Diana Goetsch

Diana Goetsch is the author of eight poetry collections, most recently In America (Rattle, 2017) and Nameless Boy (Orchises, 2015), which has been translated into Spanish and Portuguese. The Job of Being Everybody (Cleveland State University Press, 2004) was selected as the winner of the 2003 Cleveland State University Poetry Center Open Competition. She has been anthologized in Poetry 180: A Poem a Day for American High Schools (Random House, 2003).

Born in 1963 and after growing up in Northport, Long Island, Goetsch was educated at Wesleyan University and New York University.

She has received the Paumanok award, the John Harms National Reading Prize, a Prairie Schooner Reader’s Choice Award, and two Pushcart Prize nominations. She has received fellowships from the National Endowment for the Arts, the New York Foundation for the Arts, and The New School, where she was the inaugural Grace Paley Teaching Fellow.
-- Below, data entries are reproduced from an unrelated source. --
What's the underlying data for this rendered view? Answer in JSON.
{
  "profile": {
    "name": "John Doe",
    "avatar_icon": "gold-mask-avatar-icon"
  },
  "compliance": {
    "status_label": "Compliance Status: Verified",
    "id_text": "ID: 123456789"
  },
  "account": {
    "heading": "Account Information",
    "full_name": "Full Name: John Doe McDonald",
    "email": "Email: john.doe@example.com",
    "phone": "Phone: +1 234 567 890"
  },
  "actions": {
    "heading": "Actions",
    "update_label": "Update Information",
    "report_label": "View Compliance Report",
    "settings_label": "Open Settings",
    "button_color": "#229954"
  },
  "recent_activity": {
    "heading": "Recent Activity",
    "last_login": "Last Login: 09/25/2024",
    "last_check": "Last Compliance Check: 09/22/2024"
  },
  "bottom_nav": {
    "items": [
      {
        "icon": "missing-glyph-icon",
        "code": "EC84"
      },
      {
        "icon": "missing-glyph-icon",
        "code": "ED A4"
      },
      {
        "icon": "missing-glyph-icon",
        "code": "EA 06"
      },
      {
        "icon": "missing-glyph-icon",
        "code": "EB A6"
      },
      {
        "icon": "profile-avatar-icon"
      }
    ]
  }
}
Goetsch is also a nonfiction writer and columnist, author of the memoir This Body I Wore (Farrar, Straus & Giroux, 2022), and the “Life in Transition” blog at The American Scholar, which chronicled issues of gender in America, alongside her own transition. For twenty-one years she worked as a New York City public school teacher, at Stuyvesant High School in Manhattan, and at Passages Academy in the Bronx where she established and ran a creative writing program for incarcerated teens. Her acclaimed webinar, Actually Writing, is regularly attended by students on six continents.